Respiratory patients who needed more care — including those who must be intubated and attached to a ventilator — are quickly transferred inside the hospital, Green said. But those with mild or even moderate symptoms are generally provided information about the disease and how to isolate themselves and protect others, and then sent home. Doctors from the outpatient department follow up by telephone with testing results and additional instructions, he added.
Green said it is unusual to send so many people home in that manner, but that was the best option available at that time. “I think the hard reality is, systemically across the entire health care system, across the region, there’s not enough hospital beds to keep people who are (infected but) stable,” he said. “And where do you draw that line?” he continued, as sirens wailed in the background. “I still don’t think we’re there yet.”
State officials took significant steps to expand hospital capacity, opening up acute care facilities that had been recently closed and working with the U.S. Army Corps of Engineers to stand up three field medical stations. But those facilities have remained largely unused, in part because of the nature of the disease — which we are just beginning to understand, experts note.
“The issue is, people are either not sick or they are very sick. And those field hospitals were made for people in the middle. And there weren’t a lot of people in the middle,” Nelson explained.
‘People can come in, we want to help them’
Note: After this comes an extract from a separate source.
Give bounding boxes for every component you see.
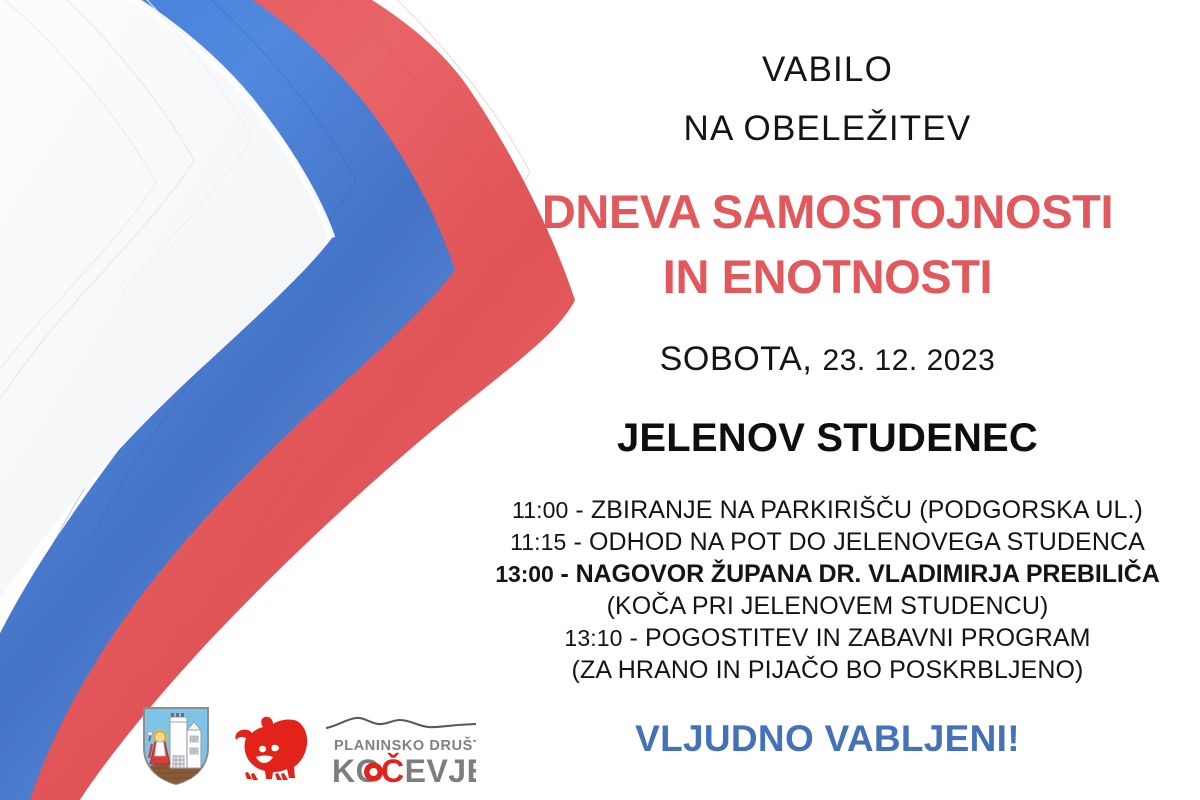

Looking back on the last six weeks, emergency room staff at University said they are thankful for the support of their colleagues, professionals from other states — including a team from the Army Reserve — hospital leadership and the community. Nelson said they have worked to ensure the team has hot meals for all shifts, plenty of hand sanitizer and access to mental health treatment, if needed.
Gonzales said some nurses have also been sewing their own caps when the disposable versions became hard to get; family members have also configured devices to help keep masks in place in less painful ways during long shifts. She is also deeply appreciative for the Army nurses and clinicians hired on contract, as well as the hospital’s own team, including the housekeeping service and individuals who take everyone’s temperature when they arrive for work. (Staff members get a colored sticker indicating they have been screened for the day.)
“The hospital has really been on point. If you’re feeling sick, no one has ever said to come into work,” she said. Her message for the public: “Let them know we’re battling the fight and we are going to win. And we’re here for them. People can come in, we want to help them.”